WASHINGTON — President Donald Trump on Friday signed a $400 billion budget deal that sharply boosts spending and swells the federal deficit, ending a brief federal government shutdown that happened while most Americans were sleeping and most government offices were closed, anyway.
The House and Senate approved a bill to keep the government funded through March 23, overcoming opposition from liberal Democrats as well as tea party conservatives to endorse enormous spending increases despite looming trillion-dollar deficits. The House voted 240-186 to approve the bill just before dawn Eastern time, hours after the Senate had approved the measure on a 71-28 vote.

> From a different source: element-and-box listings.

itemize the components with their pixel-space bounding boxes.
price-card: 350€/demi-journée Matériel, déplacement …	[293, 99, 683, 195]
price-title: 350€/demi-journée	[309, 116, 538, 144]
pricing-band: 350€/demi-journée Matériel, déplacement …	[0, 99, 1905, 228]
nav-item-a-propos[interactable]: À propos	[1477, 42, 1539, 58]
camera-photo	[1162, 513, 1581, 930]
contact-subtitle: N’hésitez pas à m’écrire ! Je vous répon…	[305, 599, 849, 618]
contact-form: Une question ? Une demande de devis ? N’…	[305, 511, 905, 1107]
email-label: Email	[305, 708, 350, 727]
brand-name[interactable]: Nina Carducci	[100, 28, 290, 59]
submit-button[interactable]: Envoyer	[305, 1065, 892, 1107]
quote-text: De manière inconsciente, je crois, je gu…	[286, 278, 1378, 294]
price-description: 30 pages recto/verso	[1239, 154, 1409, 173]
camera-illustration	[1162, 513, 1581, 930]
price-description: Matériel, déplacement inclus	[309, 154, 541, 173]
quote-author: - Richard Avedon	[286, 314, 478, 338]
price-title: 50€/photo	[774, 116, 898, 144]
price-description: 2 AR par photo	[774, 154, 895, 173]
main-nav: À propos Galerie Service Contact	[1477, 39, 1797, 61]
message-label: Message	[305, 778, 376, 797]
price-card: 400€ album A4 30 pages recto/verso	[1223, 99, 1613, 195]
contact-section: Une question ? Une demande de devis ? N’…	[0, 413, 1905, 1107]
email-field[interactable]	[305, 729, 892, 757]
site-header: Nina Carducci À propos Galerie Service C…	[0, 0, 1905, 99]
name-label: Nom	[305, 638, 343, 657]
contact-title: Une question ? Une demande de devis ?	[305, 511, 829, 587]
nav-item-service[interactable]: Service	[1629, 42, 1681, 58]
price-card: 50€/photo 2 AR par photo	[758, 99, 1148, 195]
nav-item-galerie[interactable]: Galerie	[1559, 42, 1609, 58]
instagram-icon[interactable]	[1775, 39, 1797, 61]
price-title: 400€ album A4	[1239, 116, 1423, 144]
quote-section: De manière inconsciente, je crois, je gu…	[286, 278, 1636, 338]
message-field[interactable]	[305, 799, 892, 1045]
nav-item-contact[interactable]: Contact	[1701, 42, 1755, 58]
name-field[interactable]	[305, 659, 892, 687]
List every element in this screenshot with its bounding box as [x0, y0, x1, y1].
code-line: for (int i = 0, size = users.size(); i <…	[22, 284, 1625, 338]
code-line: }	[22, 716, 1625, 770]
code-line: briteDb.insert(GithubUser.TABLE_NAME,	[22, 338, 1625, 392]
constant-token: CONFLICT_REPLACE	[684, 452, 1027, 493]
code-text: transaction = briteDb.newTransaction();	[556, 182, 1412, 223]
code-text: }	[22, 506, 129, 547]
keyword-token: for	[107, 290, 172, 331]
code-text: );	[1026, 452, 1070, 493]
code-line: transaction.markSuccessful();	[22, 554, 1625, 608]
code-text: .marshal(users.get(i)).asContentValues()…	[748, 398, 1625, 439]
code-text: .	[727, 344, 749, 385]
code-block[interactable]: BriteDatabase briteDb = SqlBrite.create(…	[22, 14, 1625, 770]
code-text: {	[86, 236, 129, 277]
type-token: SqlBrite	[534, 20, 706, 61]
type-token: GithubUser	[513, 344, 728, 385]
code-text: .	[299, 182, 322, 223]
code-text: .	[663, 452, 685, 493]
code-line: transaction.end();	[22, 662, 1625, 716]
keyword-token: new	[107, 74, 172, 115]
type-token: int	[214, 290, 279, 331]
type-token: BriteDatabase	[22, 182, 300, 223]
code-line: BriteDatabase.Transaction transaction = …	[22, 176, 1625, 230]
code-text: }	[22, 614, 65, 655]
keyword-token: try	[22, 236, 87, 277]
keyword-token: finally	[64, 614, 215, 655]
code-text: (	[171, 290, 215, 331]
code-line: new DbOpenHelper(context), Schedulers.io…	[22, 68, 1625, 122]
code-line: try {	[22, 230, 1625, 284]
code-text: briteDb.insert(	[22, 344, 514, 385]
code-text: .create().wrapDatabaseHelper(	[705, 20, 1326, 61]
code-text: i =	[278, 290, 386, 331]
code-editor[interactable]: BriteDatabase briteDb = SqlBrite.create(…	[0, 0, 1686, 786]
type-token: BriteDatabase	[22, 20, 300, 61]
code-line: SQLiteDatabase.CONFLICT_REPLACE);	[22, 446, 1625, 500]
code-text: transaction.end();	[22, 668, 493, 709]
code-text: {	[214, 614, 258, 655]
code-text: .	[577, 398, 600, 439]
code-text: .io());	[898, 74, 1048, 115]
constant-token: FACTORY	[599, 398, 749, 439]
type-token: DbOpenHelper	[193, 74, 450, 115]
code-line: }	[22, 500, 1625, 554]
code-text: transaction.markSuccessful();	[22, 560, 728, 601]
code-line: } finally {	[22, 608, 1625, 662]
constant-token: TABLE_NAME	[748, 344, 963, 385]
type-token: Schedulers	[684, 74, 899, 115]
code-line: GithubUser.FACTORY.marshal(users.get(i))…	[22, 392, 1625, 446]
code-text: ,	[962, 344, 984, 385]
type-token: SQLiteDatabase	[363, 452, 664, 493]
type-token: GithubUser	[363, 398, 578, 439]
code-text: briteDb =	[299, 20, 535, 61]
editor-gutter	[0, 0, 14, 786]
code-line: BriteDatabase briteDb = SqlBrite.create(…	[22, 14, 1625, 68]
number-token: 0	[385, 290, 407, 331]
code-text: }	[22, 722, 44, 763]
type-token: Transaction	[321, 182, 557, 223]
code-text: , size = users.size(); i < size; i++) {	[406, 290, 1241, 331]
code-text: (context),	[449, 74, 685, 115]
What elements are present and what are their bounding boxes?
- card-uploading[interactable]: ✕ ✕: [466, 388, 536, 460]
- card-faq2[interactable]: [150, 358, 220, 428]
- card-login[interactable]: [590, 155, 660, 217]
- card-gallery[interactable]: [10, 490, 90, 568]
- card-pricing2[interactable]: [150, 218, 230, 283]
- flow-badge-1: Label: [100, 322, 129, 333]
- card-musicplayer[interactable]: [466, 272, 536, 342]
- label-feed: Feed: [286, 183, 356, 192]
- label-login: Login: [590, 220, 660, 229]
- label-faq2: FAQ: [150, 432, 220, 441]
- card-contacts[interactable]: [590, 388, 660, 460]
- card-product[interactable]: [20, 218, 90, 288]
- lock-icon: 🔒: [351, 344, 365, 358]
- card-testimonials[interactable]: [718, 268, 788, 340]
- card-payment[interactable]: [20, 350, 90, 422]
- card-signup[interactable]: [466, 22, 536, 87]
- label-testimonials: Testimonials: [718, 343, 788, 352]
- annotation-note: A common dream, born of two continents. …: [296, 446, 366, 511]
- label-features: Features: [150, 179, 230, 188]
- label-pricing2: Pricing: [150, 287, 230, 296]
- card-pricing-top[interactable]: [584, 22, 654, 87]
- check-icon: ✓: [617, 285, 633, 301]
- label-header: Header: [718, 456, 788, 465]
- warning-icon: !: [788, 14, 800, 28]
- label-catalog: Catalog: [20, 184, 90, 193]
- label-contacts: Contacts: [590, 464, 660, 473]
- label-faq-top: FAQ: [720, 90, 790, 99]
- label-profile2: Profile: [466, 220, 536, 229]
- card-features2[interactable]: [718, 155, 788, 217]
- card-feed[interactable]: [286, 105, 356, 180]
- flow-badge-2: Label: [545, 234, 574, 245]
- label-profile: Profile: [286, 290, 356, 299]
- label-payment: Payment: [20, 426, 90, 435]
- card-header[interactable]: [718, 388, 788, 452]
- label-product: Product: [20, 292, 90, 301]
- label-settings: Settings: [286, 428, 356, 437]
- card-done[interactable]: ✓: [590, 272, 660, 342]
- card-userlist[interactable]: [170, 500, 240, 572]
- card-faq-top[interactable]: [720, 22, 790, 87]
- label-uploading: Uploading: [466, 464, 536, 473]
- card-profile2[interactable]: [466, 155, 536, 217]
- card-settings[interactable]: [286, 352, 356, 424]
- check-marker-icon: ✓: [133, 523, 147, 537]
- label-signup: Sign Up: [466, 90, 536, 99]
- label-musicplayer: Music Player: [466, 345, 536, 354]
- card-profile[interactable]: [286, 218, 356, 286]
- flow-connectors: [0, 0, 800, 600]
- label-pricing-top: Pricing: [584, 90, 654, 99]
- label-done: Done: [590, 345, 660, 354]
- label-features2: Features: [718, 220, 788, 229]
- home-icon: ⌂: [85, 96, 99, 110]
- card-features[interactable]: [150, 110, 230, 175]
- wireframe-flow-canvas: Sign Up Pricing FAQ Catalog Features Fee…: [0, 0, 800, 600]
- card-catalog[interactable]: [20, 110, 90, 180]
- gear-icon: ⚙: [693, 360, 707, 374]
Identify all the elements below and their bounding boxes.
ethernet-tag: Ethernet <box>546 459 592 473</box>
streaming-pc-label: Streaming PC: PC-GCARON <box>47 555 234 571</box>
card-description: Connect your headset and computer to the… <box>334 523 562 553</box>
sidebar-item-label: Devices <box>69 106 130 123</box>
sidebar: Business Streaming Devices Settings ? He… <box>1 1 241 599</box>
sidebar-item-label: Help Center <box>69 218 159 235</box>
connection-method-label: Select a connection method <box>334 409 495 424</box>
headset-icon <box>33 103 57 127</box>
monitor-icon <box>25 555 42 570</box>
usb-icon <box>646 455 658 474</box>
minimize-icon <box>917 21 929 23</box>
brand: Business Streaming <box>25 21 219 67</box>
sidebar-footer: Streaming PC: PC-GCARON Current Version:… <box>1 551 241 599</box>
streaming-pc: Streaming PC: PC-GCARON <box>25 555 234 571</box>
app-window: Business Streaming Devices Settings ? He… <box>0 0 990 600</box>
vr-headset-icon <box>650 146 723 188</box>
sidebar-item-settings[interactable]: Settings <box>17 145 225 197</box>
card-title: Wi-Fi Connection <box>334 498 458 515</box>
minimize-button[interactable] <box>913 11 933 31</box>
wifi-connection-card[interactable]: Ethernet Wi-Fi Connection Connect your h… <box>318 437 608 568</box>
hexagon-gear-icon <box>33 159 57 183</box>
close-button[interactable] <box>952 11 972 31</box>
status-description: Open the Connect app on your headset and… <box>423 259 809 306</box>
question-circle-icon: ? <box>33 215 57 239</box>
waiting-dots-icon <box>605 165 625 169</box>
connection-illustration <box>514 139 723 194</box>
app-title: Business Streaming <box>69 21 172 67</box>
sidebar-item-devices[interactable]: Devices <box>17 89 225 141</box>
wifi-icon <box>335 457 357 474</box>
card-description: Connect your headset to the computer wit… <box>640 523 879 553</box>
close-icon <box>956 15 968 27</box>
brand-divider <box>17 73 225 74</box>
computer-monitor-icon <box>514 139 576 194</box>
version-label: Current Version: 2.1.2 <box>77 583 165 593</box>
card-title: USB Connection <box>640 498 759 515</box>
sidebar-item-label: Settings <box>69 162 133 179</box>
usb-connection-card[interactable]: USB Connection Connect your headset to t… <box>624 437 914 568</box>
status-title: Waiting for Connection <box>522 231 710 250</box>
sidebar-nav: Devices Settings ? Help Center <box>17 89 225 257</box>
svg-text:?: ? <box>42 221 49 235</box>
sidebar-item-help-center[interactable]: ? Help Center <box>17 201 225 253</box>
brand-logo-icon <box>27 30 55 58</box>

Trump tweeted Friday morning that he had signed the bill, writing that the U.S. military "will now be stronger than ever before." The budget bill "also means JOBS, JOBS, JOBS!" Trump tweeted.
The twin votes put to rest a brief federal freeze that relatively few would notice. Many who did quickly labeled it a pointless, head-scratching episode. The shutdown was the second partial government shutdown in three weeks.
The breakdown came largely in the Senate, when after a day of inaction, Republican Sen. Rand Paul of Kentucky went rogue and stalled a vote in protest over his party's willingness to bust the budget. But Democrats also had their divisions and wrangling, largely with liberal upset the measure were not tied to any plans to assist the "Dreamer" immigrants.
Most Democrats opposed the measure, following the lead of House Minority Leader Nancy Pelosi, D-Calif., who tried and failed to use the moment to secure a promise for a separate vote on immigration. Up to the final minutes, it was not clear the bill would pass in the House, and many Democrats held their votes, allowing the tally to creep slowly and giving no indication which way it might fall.
House Speaker Paul Ryan, R-Wis., urged Congress to avoid a "second needless shutdown in a matter of weeks — entirely needless."
In the end, 73 Democrats voted in favor of the bill in the House, while 67 Republicans opposed it.
There was far less drama in the Senate, where the measure sailed through by a 71-28 tally once Paul's protest ran its course.
The White House was forced to order the government shutdown shortly after midnight, but leaders quickly hustled to move before federal employees were due back at work, hoping to minimize the disruption.
The White House kept its distance from the quarreling on Capitol Hill. Trump did not tweet on the issue Thursday and aides did not try to assign blame.
Senate GOP leaders, however, were clearly irked by the debacle. In his attempt to sway Paul to relent, Texas Sen. John Cornyn declared his fellow Republican was "wasting everyone's time" and prompting a shutdown for "no good reason." But Paul, the resident contrarian, repelled suggestions to stand aside.
"I didn't come up here to be part of somebody's club. I didn't come up here to be liked," Paul said.
The budget agreement is married to a six-week temporary funding bill needed to keep the government operating and to provide time to implement the budget pact.
The bill includes huge spending increases sought by Republicans for the Pentagon along with a big boost demanded by Democrats for domestic agencies. Both sides pressed for $89 billion for disaster relief, extending a host of health care provisions, and extending a slew of smaller tax breaks.